Thursday, August 24, 2006

The Shortchanged Middle Class

Robert Reich has two excellent blog posts up today, one on the erosion of the economic middle and another on the gutting of the social safety net. Both of them hinge on the condition of the economy for ordinary working people.
But maybe Hank Paulson had something more subtle in mind when he spoke of a $64,000 question. Maybe, just maybe, he was taking note of the fact that median annual household incomes have dropped, in real terms, from about $46,000 in the year 2000 to $45,000 today. Yet if American households had been sharing in the growing economy the Administration is so eager to tout, median household income today would be well on the way to $64,000.
This is something that is only going to grow - the shrinking wallets of the bulk of Americans in the middle.

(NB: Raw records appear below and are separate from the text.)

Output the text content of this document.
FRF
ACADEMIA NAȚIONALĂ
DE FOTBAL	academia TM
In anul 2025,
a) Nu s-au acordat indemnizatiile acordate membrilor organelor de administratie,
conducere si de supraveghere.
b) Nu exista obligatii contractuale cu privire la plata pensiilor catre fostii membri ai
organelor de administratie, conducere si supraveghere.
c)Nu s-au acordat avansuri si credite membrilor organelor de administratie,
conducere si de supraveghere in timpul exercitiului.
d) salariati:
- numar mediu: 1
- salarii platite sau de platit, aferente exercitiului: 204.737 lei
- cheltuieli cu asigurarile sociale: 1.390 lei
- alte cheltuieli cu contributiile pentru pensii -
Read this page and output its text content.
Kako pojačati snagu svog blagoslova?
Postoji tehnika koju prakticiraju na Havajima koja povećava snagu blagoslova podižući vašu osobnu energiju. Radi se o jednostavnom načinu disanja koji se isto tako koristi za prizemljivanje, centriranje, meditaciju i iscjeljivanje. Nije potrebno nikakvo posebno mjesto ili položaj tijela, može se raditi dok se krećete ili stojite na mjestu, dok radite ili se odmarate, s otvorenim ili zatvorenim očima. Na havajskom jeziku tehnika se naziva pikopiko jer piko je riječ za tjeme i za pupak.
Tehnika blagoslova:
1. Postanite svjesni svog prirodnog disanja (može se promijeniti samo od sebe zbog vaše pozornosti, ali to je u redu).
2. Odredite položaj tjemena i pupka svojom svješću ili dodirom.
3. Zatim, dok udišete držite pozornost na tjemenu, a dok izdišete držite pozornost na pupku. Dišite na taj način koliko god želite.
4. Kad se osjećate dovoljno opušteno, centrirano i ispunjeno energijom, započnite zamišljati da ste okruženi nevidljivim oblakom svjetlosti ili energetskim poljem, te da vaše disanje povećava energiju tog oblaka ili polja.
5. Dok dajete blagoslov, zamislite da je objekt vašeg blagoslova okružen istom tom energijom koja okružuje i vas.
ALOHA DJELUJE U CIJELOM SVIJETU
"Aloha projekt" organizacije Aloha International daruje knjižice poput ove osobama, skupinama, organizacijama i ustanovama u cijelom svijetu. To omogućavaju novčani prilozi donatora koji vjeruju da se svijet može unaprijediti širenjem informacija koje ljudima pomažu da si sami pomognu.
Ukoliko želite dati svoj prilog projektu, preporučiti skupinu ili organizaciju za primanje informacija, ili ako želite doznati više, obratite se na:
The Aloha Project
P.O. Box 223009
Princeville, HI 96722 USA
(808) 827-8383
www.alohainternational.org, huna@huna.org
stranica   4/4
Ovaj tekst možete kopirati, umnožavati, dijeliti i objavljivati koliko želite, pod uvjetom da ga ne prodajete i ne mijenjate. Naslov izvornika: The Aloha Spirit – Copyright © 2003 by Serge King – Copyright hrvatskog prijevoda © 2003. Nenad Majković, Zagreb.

There is not a lot of sympathy for those at the very margins at a cultural or policy level. Those are the "losers," imagined to be young, black, urban, female, fecund and feckless. That the majority of them are white Christian southern females who are likely to vote Republican (see Ezra Klein's fascinating The Rise of the Republicrats in the most recent American Prospect for a look at this interesting demographic) only shows how far welfare reform is from reality. Regardless, those who have to beg are regarded as failures and deserving of their fate. If that means being thrown from support after five years in a wretched labor market, tough shit. On a personal level, the recipients tend to think of themselves, or of their family members/friends, as eminently deserving, people a little down on their luck, or who have put in so they should now get back.

As I pointed out in an earlier blog post, the pivot point in both understanding and modifying wide-spread views on whether this or that social program should be supported is the concept of being deserving of the benefit. Social Security works because the culture as a whole agrees that it is given to those who deserve it. Putting it into a frame of class conflict just won't work in the US because we as a society see ourselves as "on the way to wealth," i.e., we always imagine ourselves to be among the comfortably rich at some point. Hence the success of the anti-estate tax rhetoric.

What is scaring the middle class more than anything is the knowledge that they are becoming poor, and risk becoming undeserving, part of the losers. They know it isn't their fault on some level (though, actually, it is as they have consistently voted in governments whose economic policies are diametrically opposed to equitable wealth distribution - see the above Klien article), and that they are losing economic clout and social standing even as they deserve to do better.

So, for a Democratic politics to seize the popular imagination, Democrats have to craft a rhetoric of just desserts, that the bulk of the public is entitled not to "hand outs" but to a reasonable return on their investment - universal health insurance, clean environment, earnings in keeping with productivity, sustainable economic growth, access to quality education and services to make it easier to raise kids when both are parents employed outside the home.